Yanai Elazar will be giving a virtual talk on Tuesday, June 22nd, from 10am — 11am. Zoom information will be distributed via the Berkeley NLP Seminar listserv. Please note this differs from our usual time slot.
Title: Causal Attributions in Language Models
Abstract: The outstanding results of enormous language models are largely unexplained, and different methods in interpretability aim to interpret and analyze these models to understand their working mechanisms. Probing, one of these tools, suggests that properties that can be accurately predicted from these models’ representations are likely to explain some of the features or concepts that these models make use of in their predictions. In the first part of this talk, I’ll propose a new interpretability method that takes inspiration from counterfactuals – what would have been the prediction if the model had not accessed certain information – and claim it is a more suitable method for asking causal questions about how certain attributes are used by models. In the second part, I’ll talk about a different kind of probing that treats the model as a black box and uses cloze patterns to query the model for world knowledge, under the LAMA framework. I will first describe a new framework that measures consistency — invariance of a model’s behavior under meaning preserving alternation of its input — of language models to knowledge and show that current LMs are generally not consistent.

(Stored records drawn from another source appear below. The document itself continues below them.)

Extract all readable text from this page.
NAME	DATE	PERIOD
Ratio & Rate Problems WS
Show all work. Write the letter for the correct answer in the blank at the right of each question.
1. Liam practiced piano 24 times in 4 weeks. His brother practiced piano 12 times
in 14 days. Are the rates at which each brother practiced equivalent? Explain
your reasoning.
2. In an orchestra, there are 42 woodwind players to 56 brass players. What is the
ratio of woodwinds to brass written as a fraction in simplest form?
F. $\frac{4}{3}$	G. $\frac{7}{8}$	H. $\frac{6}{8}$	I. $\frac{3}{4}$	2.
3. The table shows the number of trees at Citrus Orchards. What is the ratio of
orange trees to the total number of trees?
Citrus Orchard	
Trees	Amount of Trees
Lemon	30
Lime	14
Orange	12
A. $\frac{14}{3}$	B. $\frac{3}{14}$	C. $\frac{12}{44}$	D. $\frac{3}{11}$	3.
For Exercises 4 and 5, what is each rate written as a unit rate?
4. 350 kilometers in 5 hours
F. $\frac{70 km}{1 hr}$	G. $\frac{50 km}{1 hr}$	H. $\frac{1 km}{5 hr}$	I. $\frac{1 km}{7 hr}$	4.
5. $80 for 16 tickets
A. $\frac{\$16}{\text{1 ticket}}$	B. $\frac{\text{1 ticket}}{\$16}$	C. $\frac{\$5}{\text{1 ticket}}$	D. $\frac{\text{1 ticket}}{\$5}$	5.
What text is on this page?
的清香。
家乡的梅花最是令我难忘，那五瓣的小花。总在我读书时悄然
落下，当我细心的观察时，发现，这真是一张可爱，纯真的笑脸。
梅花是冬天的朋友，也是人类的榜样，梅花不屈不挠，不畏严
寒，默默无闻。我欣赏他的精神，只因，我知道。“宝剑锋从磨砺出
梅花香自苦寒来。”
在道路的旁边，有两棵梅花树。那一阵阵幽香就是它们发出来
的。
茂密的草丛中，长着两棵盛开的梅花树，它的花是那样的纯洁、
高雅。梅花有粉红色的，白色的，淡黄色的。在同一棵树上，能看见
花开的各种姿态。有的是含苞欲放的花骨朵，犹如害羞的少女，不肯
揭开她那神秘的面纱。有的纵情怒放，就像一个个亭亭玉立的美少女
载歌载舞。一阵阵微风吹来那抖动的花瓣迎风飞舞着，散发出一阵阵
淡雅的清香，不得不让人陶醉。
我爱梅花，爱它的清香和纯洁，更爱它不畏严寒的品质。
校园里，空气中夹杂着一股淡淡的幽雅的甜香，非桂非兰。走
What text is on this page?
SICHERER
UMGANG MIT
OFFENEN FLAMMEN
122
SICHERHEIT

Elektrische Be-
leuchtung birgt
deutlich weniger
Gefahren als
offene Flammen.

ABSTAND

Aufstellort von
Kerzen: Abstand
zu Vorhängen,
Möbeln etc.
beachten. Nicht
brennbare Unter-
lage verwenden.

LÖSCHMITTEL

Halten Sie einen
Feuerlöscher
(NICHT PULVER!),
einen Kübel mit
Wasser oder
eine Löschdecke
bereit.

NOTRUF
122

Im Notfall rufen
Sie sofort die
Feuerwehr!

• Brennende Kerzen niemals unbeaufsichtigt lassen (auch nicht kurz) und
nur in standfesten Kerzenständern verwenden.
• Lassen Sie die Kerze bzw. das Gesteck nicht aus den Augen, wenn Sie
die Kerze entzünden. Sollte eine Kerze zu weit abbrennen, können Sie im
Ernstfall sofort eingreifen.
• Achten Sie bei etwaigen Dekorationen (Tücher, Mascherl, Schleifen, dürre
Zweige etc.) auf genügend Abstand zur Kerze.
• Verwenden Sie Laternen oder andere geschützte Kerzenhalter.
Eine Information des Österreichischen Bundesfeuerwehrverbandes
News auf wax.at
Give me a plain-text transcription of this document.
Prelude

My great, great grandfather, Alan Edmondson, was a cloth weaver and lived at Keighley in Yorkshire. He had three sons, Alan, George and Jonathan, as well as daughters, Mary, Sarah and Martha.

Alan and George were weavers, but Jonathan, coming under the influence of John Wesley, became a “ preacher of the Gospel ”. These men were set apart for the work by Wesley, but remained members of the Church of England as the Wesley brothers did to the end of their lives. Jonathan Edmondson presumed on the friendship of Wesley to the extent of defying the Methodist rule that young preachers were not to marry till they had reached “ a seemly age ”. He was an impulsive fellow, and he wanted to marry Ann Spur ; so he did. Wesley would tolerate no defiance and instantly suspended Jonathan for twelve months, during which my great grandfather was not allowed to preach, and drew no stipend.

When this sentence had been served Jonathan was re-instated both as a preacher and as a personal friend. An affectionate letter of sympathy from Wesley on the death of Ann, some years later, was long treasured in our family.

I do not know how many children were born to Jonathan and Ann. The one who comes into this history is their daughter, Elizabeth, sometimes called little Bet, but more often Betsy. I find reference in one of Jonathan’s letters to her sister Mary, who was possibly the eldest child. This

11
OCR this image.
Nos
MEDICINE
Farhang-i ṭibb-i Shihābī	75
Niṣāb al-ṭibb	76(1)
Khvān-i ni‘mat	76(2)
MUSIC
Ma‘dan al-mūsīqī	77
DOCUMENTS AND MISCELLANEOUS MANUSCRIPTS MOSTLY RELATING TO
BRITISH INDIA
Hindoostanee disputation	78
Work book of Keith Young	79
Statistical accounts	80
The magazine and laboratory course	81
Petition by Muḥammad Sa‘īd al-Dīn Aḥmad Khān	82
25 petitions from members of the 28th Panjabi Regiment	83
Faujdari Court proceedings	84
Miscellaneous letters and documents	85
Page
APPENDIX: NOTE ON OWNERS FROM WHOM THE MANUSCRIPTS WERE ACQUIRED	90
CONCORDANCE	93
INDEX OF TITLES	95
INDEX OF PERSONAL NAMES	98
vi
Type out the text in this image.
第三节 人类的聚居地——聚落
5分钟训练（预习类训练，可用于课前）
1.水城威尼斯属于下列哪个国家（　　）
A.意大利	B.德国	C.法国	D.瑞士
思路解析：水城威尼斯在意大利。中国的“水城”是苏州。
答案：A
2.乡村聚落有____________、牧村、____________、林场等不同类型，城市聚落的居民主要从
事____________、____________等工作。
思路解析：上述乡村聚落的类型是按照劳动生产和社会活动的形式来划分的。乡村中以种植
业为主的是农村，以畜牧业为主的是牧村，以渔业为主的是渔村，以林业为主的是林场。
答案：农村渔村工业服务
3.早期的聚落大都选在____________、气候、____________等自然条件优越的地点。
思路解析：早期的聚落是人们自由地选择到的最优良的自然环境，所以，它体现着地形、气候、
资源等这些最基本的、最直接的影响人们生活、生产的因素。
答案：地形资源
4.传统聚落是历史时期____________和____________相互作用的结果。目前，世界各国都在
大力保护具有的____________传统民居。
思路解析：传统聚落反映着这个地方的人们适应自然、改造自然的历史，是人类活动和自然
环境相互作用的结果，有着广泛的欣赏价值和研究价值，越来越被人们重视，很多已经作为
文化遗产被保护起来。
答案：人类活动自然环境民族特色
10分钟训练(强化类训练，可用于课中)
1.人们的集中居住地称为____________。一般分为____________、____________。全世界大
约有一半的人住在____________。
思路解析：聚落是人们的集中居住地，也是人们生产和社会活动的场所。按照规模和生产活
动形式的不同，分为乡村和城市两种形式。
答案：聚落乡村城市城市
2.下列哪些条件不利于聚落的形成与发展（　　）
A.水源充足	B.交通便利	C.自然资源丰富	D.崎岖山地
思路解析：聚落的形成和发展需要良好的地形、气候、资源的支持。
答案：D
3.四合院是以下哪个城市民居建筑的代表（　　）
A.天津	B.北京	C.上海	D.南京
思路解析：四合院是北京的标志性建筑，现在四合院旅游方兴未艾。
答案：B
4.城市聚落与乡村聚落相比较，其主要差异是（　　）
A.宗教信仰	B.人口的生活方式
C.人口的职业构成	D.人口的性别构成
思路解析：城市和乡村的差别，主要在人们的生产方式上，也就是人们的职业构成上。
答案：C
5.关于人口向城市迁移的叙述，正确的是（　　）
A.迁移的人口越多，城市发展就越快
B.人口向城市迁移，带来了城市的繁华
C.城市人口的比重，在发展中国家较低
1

Then, I will conclude with an ongoing work where we develop a causal diagram and highlight different concepts, like co-occurrences, that cause the model’s predictions (as opposed to true and robust knowledge acquisition).
Bio: Yanai Elazar is a third year PhD student at Bar-Ilan University, working with Prof. Yoav Goldberg. His main interests involve model interpretation, analysis, biases in datasets and models, and commonsense reasoning. Yanai was awarded with multiple scholarships, including the PBC fellowship for outstanding PhD candidates in Data Science, and the Google PhD Fellowship.